March 26 (Bloomberg) -- The Senate Banking Committee plans to vote on President Barack Obama’s two nominations to the Federal Reserve Board of Governors on March 29, according to a statement posted on the committee’s website today.
Committee approval would move Jerome Powell, a former private equity manager and Treasury undersecretary under President George H.W. Bush and Jeremy Stein, a Harvard University economist and former adviser to Treasury Secretary Timothy F. Geithner, a step closer to taking seats on the board. They would still require a favorable vote by the full Senate.
“Both these guys will get support from the Democrats and the question is whether they get support from Republicans,” said Mark Calabria, an economist and the director of financial studies at the Cato Institute and a former senior aide for Republicans on the Senate Banking Committee.
Stein and Powell, a Democrat and a Republican, would bring expertise on financial markets to the Fed’s board, filling a void left by Kevin Warsh, a former Morgan Stanley banker and confidante of Chairman Ben S. Bernanke. Warsh resigned from the board in April.
With that background, “these are guys you would normally say wouldn’t have a hard time,” said Calabria. “There are issues here that go beyond simply the personal qualifications,” he said, referring to the difficulty of moving nominations through the Senate during a presidential election year.
Stein and Powell wouldn’t be the first Fed nominees in recent years to fall victim to presidential politics. Fed Governor Randall Kroszner, a University of Chicago Booth School of Business professor, joined the Fed in 2006 and was renominated for a full 14-year term in 2007 by President George W. Bush. The Democratic-controlled Senate declined to act on Kroszner’s re-nomination.
Hold a Vote
Christopher Dodd, a Connecticut Democrat and chairman of the Senate Banking Committee at the time, said in 2007 that he was reluctant to hold a vote on Kroszner’s 14-year term given the possible change in party control of the White House.
Stein and Powell testified to the committee last week that the Fed must withdraw their record monetary stimulus in a way that keeps prices stable and doesn’t jar financial markets.
Powell, 59, told the committee he sees “tremendous risk in the exit,” responding to questioning on the central bank’s balance sheet. “You don’t want to do it too early and snuff out a recovery that’s still weak and you don’t want to do it too late and cause inflation,” he said.
Stein, 51, has published academic research on the central bank’s exit strategy. In January, he and Anil Kashyap, a professor at the University of Chicago Booth School of Business, published a paper on “The Optimal Conduct of Monetary Policy with Interest on Reserves.”
The paper, appearing in the American Economic Journal, looked at how the Fed can use interest on reserves to control interest rates once the central bank begins tightening policy.
Stein told the panel that the central bank’s eventual tightening of policy must avoid having a “disruptive impact on markets.”

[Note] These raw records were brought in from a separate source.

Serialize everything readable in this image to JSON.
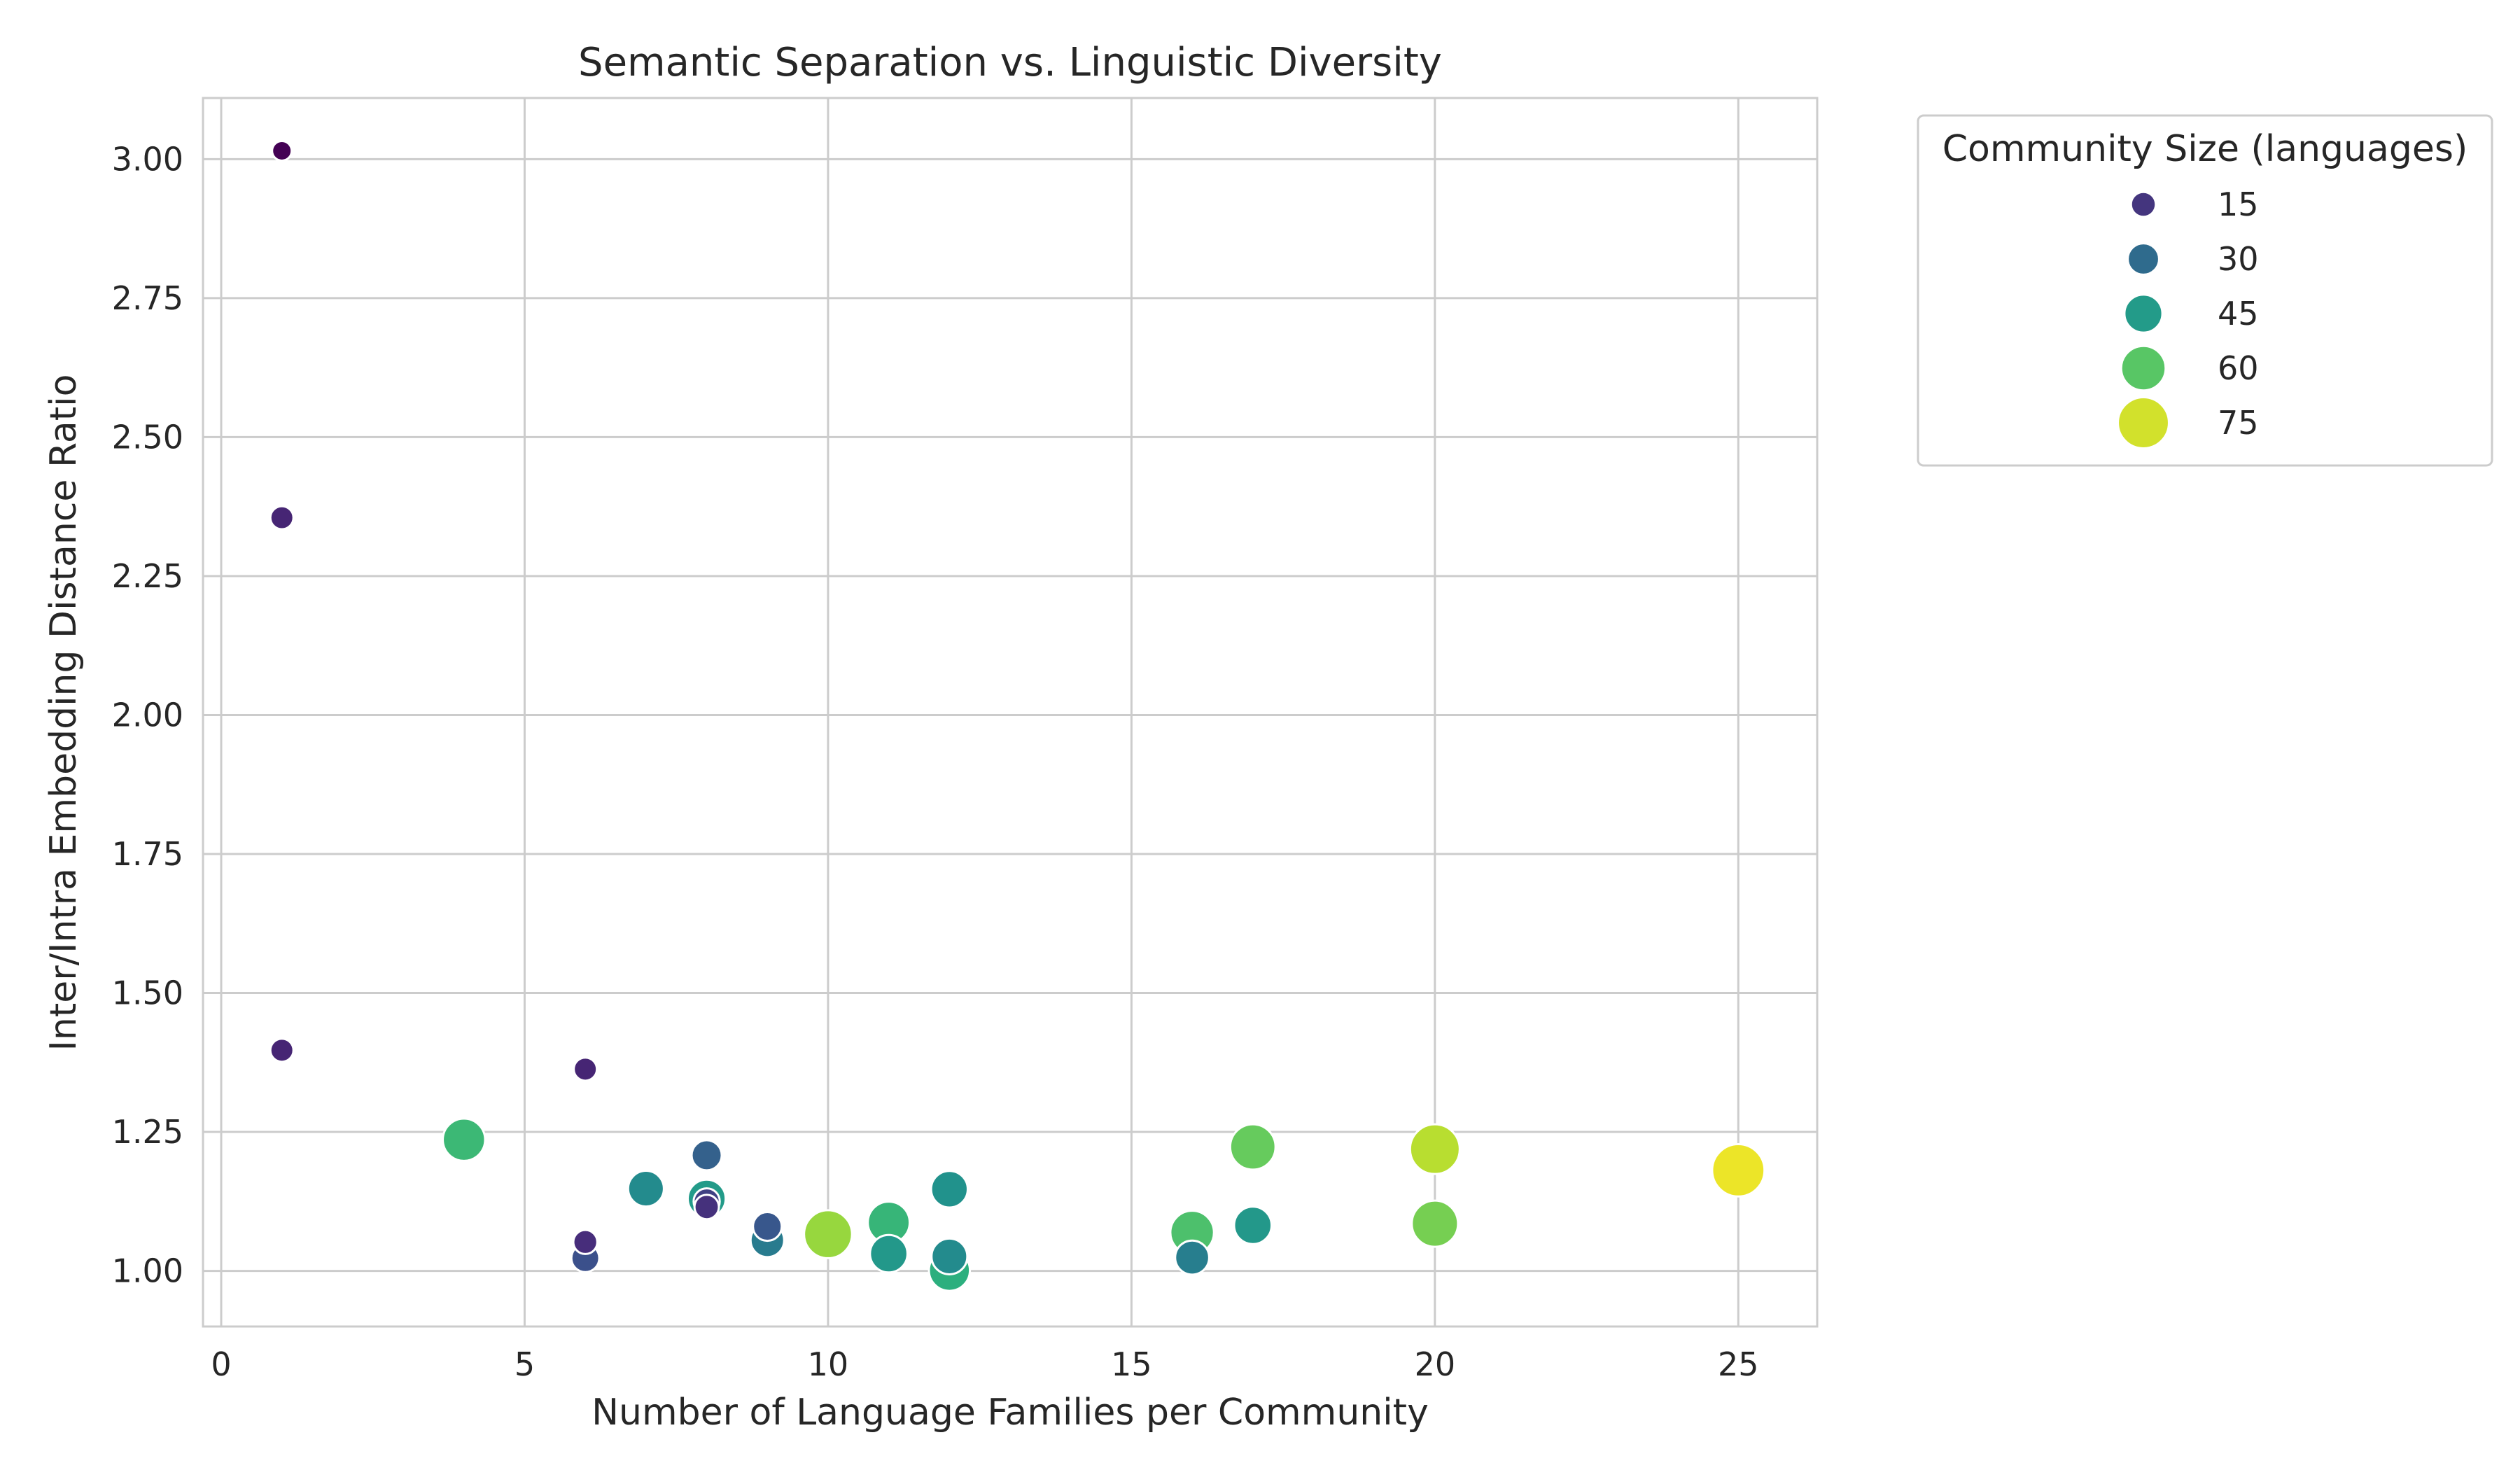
{
  "chart_data": {
    "type": "scatter",
    "title": "Semantic Separation vs. Linguistic Diversity",
    "xlabel": "Number of Language Families per Community",
    "ylabel": "Inter/Intra Embedding Distance Ratio",
    "xlim": [
      -0.3,
      26.3
    ],
    "ylim": [
      0.9,
      3.11
    ],
    "xticks": [
      0,
      5,
      10,
      15,
      20,
      25
    ],
    "yticks": [
      1.0,
      1.25,
      1.5,
      1.75,
      2.0,
      2.25,
      2.5,
      2.75,
      3.0
    ],
    "grid": true,
    "size_range": [
      3,
      80
    ],
    "legend": {
      "title": "Community Size (languages)",
      "placement": "outside-right-top",
      "entries": [
        {
          "label": "15",
          "size": 15
        },
        {
          "label": "30",
          "size": 30
        },
        {
          "label": "45",
          "size": 45
        },
        {
          "label": "60",
          "size": 60
        },
        {
          "label": "75",
          "size": 75
        }
      ]
    },
    "points": [
      {
        "x": 1,
        "y": 3.015,
        "size": 3
      },
      {
        "x": 1,
        "y": 2.355,
        "size": 11
      },
      {
        "x": 1,
        "y": 1.397,
        "size": 11
      },
      {
        "x": 6,
        "y": 1.363,
        "size": 11
      },
      {
        "x": 4,
        "y": 1.236,
        "size": 55
      },
      {
        "x": 6,
        "y": 1.052,
        "size": 13
      },
      {
        "x": 6,
        "y": 1.023,
        "size": 22
      },
      {
        "x": 7,
        "y": 1.148,
        "size": 40
      },
      {
        "x": 8,
        "y": 1.13,
        "size": 45
      },
      {
        "x": 8,
        "y": 1.208,
        "size": 27
      },
      {
        "x": 8,
        "y": 1.115,
        "size": 14
      },
      {
        "x": 8,
        "y": 1.125,
        "size": 18
      },
      {
        "x": 9,
        "y": 1.055,
        "size": 35
      },
      {
        "x": 9,
        "y": 1.08,
        "size": 24
      },
      {
        "x": 10,
        "y": 1.066,
        "size": 68
      },
      {
        "x": 11,
        "y": 1.087,
        "size": 54
      },
      {
        "x": 11,
        "y": 1.031,
        "size": 44
      },
      {
        "x": 12,
        "y": 1.147,
        "size": 42
      },
      {
        "x": 12,
        "y": 1.001,
        "size": 52
      },
      {
        "x": 12,
        "y": 1.026,
        "size": 40
      },
      {
        "x": 16,
        "y": 1.069,
        "size": 58
      },
      {
        "x": 16,
        "y": 1.024,
        "size": 36
      },
      {
        "x": 17,
        "y": 1.223,
        "size": 62
      },
      {
        "x": 17,
        "y": 1.082,
        "size": 44
      },
      {
        "x": 20,
        "y": 1.219,
        "size": 72
      },
      {
        "x": 20,
        "y": 1.085,
        "size": 64
      },
      {
        "x": 25,
        "y": 1.181,
        "size": 78
      }
    ]
  }
}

Powell would fill the term vacated by former Fed governor Frederic Mishkin which expires in 2014. Stein would fill Warsh’s seat that lasts through 2018.
Even if they pass committee, nominees for positions at the Fed, the Federal Deposit Insurance Corp. and the Comptroller of the Currency have been in limbo since Obama in January used a recess appointment to install Richard Cordray as the first director of the Consumer Financial Protection Bureau without formal Senate approval.
The president made the appointment of Cordray after Republicans blocked his confirmation in December. While the Democrats control 53 votes in the 100-member chamber, Senate leaders needed at least 60 senators to advance the nomination.